Vorteile werden vor allem in einer höheren Zufriedenheit und Loyalität der Mitarbeitenden (76 Prozent) und besseren Chancen als Employer Brand (74 Prozent) gesehen. 31 Prozent verfolgen den Diversitäts- und Inklusions-Ansatz, weil es Eigentümer, Investoren und andere Stakeholder verlangen. Nur ein Prozent sieht darin die Notwendigkeit, soziale Verantwortung zu übernehmen.

Ökologische Themen weit vor Diversität und Inklusion

Ökologische Themen - wie die Ressourcenschonung (86 Prozent), Reduktion der CO2-Emissionen (82 Prozent) - werden als wichtige Elemente der Nachhaltigkeitsstrategie anerkannt. Diversität und Inklusion verfolgen die Unternehmen in weit geringerem Ausmaß. „Die Eingliederung und Förderung von Menschen mit Behinderung betreiben beispielsweise lediglich 51 Prozent der Unternehmen aktiv. Es gilt daher, Diversity und Inclusion stärker als wesentlichen Bestandteil einer ESG- und Nachhaltigkeitsstrategie zu positionieren,“ ergänzt Bairaktaridis.

Zwei Drittel der Unternehmen ohne Maßnahmen

In rund zwei Drittel der Unternehmen (62 Prozent) sind weder Initiativen noch einzelne Maßnahmen eingeleitet worden. Von dem Drittel, die bereits Maßnahmen umsetzen, haben die KMUs die Nase vorn.
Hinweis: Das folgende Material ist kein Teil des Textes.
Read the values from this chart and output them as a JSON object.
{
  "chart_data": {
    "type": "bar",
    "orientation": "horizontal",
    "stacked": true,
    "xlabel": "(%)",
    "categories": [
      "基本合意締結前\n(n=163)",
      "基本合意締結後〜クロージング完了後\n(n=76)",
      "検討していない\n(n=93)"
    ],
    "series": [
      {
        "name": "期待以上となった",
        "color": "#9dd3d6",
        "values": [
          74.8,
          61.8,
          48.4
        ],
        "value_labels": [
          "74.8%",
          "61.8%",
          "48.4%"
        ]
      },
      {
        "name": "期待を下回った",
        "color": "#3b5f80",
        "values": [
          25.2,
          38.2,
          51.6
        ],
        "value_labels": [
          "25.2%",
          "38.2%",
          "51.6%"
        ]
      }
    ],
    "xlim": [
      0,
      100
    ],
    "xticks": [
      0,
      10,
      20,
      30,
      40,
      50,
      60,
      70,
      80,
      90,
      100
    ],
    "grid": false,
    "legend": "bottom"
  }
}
Hier sind es 24 Prozent aller Unternehmen, die aktuell Projekte implementieren. „Umso spezifischer die Maßnahmen zu Diversity und Inclusion sind, desto weniger sind diese den Unternehmen bekannt. Lediglich allgemeine Maßnahmen wie flexible Arbeitszeiten oder Parkplätze für Menschen mit Behinderung kennen die Mehrheit der Befragten“, erläutert Studienautorin Sophie Karmasin, Geschäftsführerin von Karmasin Research & Identity. Im Spitzenfeld liegen hier flexible Arbeitszeiten (60 Prozent), Behindertenparkplätze (49 Prozent) und Homeoffice/Remote Work auch nach der Pandemie (46 Prozent).

Ein Drittel nutzt Maßnahmen wie Sprachkurse (29 Prozent), ein angepasstes Angebot in der Betriebsküche (34 Prozent), ein transparentes Entlohnungsystem (30 Prozent) oder den Austausch zwischen den Generationen (39 Prozent). „Es besteht in Österreich ein großer Aufholbedarf bei der Information und Kenntnis spezifischer Maßnahmen, damit diese Unternehmen stärker in ihrer D&I-Strategie einsetzen“, erklärt Bo. Der gebürtige Norweger beschäftigt sich seit Jahren mit Diversity und Inclusion und leitet bei Ward Howell International diesen Geschäftsbereich.

Führungskräfte bleiben männlich

Der Frauenanteil im Management liegt bei den befragten Unternehmen bei 34 Prozent, also weit unter der Hälfte des gesamten Führungsteams. Schlüssig dazu ist der geringe Prozentsatz von nur 12 Prozent der Befragten, die bei Besetzungen bereits Geschlechterquoten eingeführt haben. Auch anonymisierte Bewerbungsprozesse, die keinen Rückschluss auf Geschlecht und Nationalität zulassen, kommen nur in 13 Prozent der Unternehmen zum Einsatz.